The ministry has spent the last week engaging with sector groups to work through practical issues, including the Early Childhood Education advisory group, principals’ associations and other key leaders, Hipkins said, and more detailed advice would be released over the next week.
“At-risk students and staff, including those who are over the age of 70, should also stay home and they will be supported to do so,” Hipkins said. Residential and special schools will not reopen in the early period of alert level three, but teachers and staff would continue to support these students.

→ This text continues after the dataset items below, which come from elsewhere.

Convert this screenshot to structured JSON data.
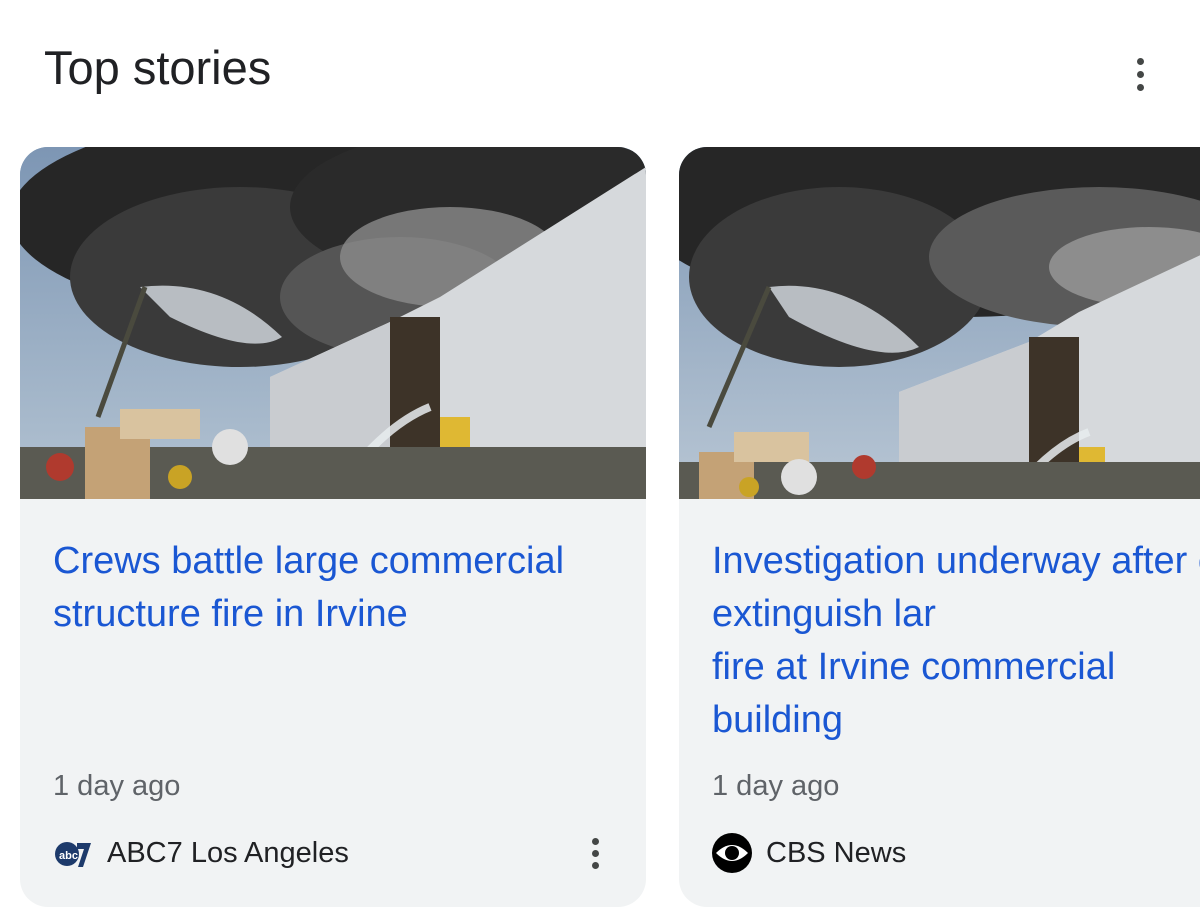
{
  "section": {
    "title": "Top stories"
  },
  "stories": [
    {
      "headline": "Crews battle large commercial structure fire in Irvine",
      "time": "1 day ago",
      "source": "ABC7 Los Angeles",
      "logo_icon": "abc7-logo"
    },
    {
      "headline": "Investigation underway after crews extinguish lar\nfire at Irvine commercial\nbuilding",
      "time": "1 day ago",
      "source": "CBS News",
      "logo_icon": "cbs-eye-logo"
    }
  ],
  "colors": {
    "headline": "#1a57d3",
    "card_bg": "#f1f3f4",
    "meta_text": "#5f6368",
    "title_text": "#202124"
  }
}
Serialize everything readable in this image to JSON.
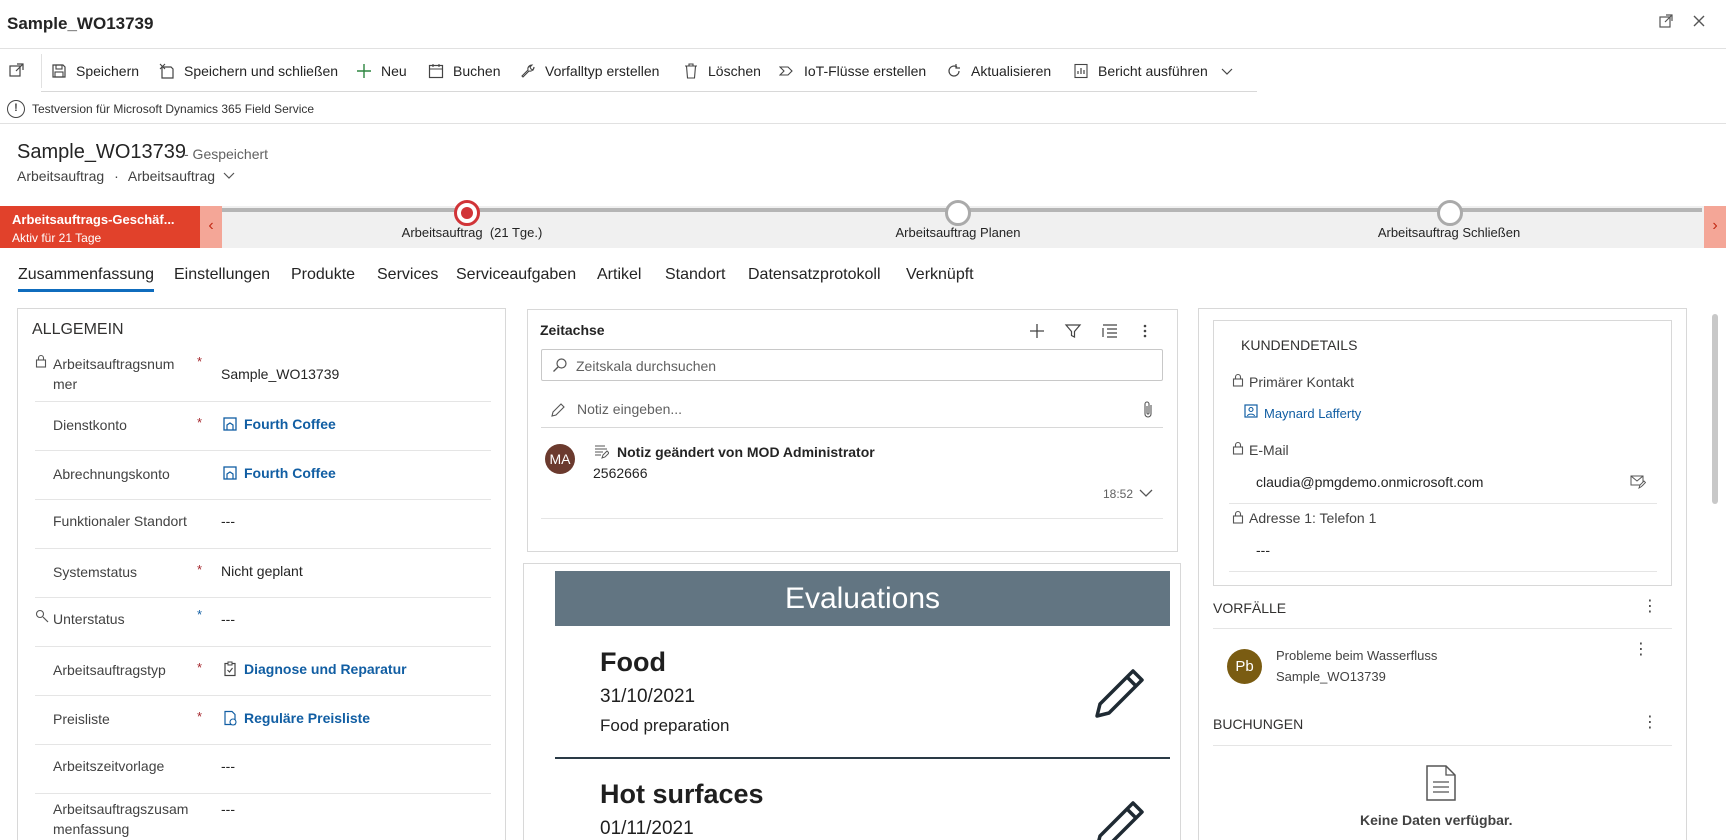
{
  "window": {
    "title": "Sample_WO13739"
  },
  "commands": {
    "save": "Speichern",
    "save_close": "Speichern und schließen",
    "new": "Neu",
    "book": "Buchen",
    "incident_type": "Vorfalltyp erstellen",
    "delete": "Löschen",
    "iot_flows": "IoT-Flüsse erstellen",
    "refresh": "Aktualisieren",
    "run_report": "Bericht ausführen"
  },
  "notice": {
    "text": "Testversion für Microsoft Dynamics 365 Field Service"
  },
  "record": {
    "name": "Sample_WO13739",
    "status": "- Gespeichert",
    "entity": "Arbeitsauftrag",
    "separator": "·",
    "form": "Arbeitsauftrag"
  },
  "process": {
    "active_name": "Arbeitsauftrags-Geschäf...",
    "active_duration": "Aktiv für 21 Tage",
    "stages": [
      {
        "label": "Arbeitsauftrag",
        "duration": "(21 Tge.)"
      },
      {
        "label": "Arbeitsauftrag Planen"
      },
      {
        "label": "Arbeitsauftrag Schließen"
      }
    ]
  },
  "tabs": [
    "Zusammenfassung",
    "Einstellungen",
    "Produkte",
    "Services",
    "Serviceaufgaben",
    "Artikel",
    "Standort",
    "Datensatzprotokoll",
    "Verknüpft"
  ],
  "general": {
    "title": "ALLGEMEIN",
    "fields": [
      {
        "label": "Arbeitsauftragsnum mer",
        "required": "*",
        "value": "Sample_WO13739"
      },
      {
        "label": "Dienstkonto",
        "required": "*",
        "value": "Fourth Coffee"
      },
      {
        "label": "Abrechnungskonto",
        "value": "Fourth Coffee"
      },
      {
        "label": "Funktionaler Standort",
        "value": "---"
      },
      {
        "label": "Systemstatus",
        "required": "*",
        "value": "Nicht geplant"
      },
      {
        "label": "Unterstatus",
        "required": "*",
        "value": "---"
      },
      {
        "label": "Arbeitsauftragstyp",
        "required": "*",
        "value": "Diagnose und Reparatur"
      },
      {
        "label": "Preisliste",
        "required": "*",
        "value": "Reguläre Preisliste"
      },
      {
        "label": "Arbeitszeitvorlage",
        "value": "---"
      },
      {
        "label": "Arbeitsauftragszusam menfassung",
        "value": "---"
      }
    ]
  },
  "timeline": {
    "title": "Zeitachse",
    "search_placeholder": "Zeitskala durchsuchen",
    "note_placeholder": "Notiz eingeben...",
    "entries": [
      {
        "initials": "MA",
        "title": "Notiz geändert von MOD Administrator",
        "body": "2562666",
        "time": "18:52"
      }
    ]
  },
  "evaluations": {
    "title": "Evaluations",
    "items": [
      {
        "title": "Food",
        "date": "31/10/2021",
        "description": "Food preparation"
      },
      {
        "title": "Hot surfaces",
        "date": "01/11/2021"
      }
    ]
  },
  "customer": {
    "title": "KUNDENDETAILS",
    "primary_contact_label": "Primärer Kontakt",
    "primary_contact": "Maynard Lafferty",
    "email_label": "E-Mail",
    "email": "claudia@pmgdemo.onmicrosoft.com",
    "phone_label": "Adresse 1: Telefon 1",
    "phone": "---"
  },
  "incidents": {
    "title": "VORFÄLLE",
    "items": [
      {
        "initials": "Pb",
        "title": "Probleme beim Wasserfluss",
        "subtitle": "Sample_WO13739"
      }
    ]
  },
  "bookings": {
    "title": "BUCHUNGEN",
    "empty": "Keine Daten verfügbar."
  },
  "colors": {
    "accent": "#0f6cbd",
    "process_active": "#e1412b",
    "eval_header": "#627582",
    "avatar_ma": "#6b3a2e",
    "avatar_pb": "#7a5c12"
  }
}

On the topic of student interaction at schools, Hipkins said it was possible to ensure that children were within the same group each day and that proposed approach was to keep them and teachers safe. “To be clear, it is safe from a public health perspective to have a group of children working together,” he said, adding that parents also needed to support his by keeping children home when they can and definitely keeping them home when they are sick. He restated the director general of health’s position that there is currently no widespread, undetected community transmission in New Zealand. “The chance of it coming though the door or the gate in the first place is low.”
6,700 internet routers will be distributed to households, the minister said. Those doing NCEA in decile one to three schools will be prioritised. 10,000 devices have been distributed to students, including more than 1,250 laptops, and an additional 4,500 are to follow. For those who don’t have access to digital devices, so far 80,000 packs of learning materials have been dispatched in English and 10,000 in te reo Māori.
Hipkins also said that parliament would resume next week, with a cap on the number of MPs, who would observe distancing requirements, and as few staff as possible. He said they would be “endeavouring to get ministers involved in the Covid response to parliament … so they can answer questions in the house”. That means, for example, the deputy prime minister, Winston Peters, and the health minister, David Clark, will be returning from their homes at the northern and southern ends of the country.
As of 10am this morning there were 2,038 returned travellers in managed isolation or quarantine In New Zealand, Hipkins said. 1,952 of those were in managed isolation while 86 were in quarantine.